Traject op maat, stap voor stap
OCMW’s werken hard aan trajecten die echt aansluiten bij waar mensen vandaag staan. Niet iedereen is immers meteen klaar voor de arbeidsmarkt, en dus is een breed palet aan maatregelen essentieel. Om te beginnen zijn er AMA-trajecten (Welzijn en SE). Zij vormen de meest laagdrempelige opstap. Hier krijgen cliënten de kans om te groeien in generieke vaardigheden zoals stiptheid, communicatie en samenwerken – allemaal onmisbaar om later in het reguliere circuit te kunnen functioneren.

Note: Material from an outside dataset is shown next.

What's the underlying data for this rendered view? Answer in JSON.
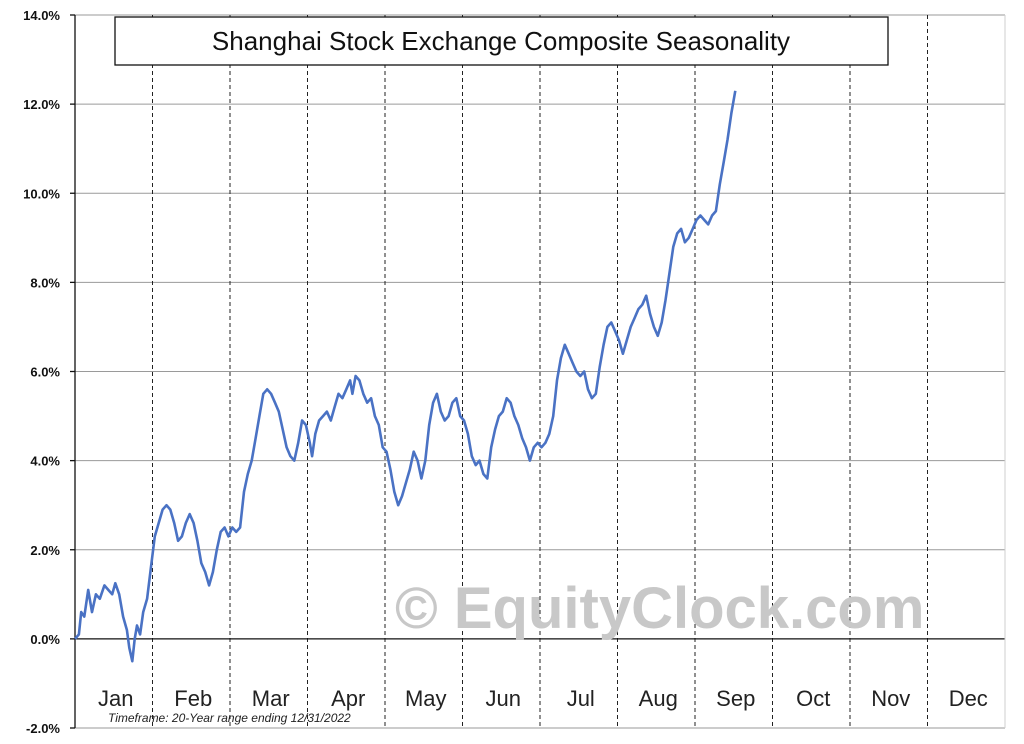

Toeleiding naar maatwerkbedrijven is een belangrijke optie voor cliënten die hiervoor in aanmerking komen. Eerst wordt onderzocht of er automatisch recht is op maatwerk in de reguliere of de sociale economie. ‘In meer dan de helft van de gevallen moeten we een indicering opstarten,’ legt Andreas Vantilborgh uit. ‘Dat is een zeer intensieve en complexe procedure, dat vraagt veel tijd. Voor cliënten die we goed kennen, zou een verkort traject echt een meerwaarde zijn, het zou werklast wegnemen en een even goed resultaat opleveren, wij staan immers heel dicht bij onze cliënt.’
De begeleiding blijft persoonlijk: begeleiders gaan zelfs mee naar kennismakingsgesprekken en treden eerlijk op, ook over moeilijke thema’s zoals te laat komen. Werkgevers waarderen die transparantie.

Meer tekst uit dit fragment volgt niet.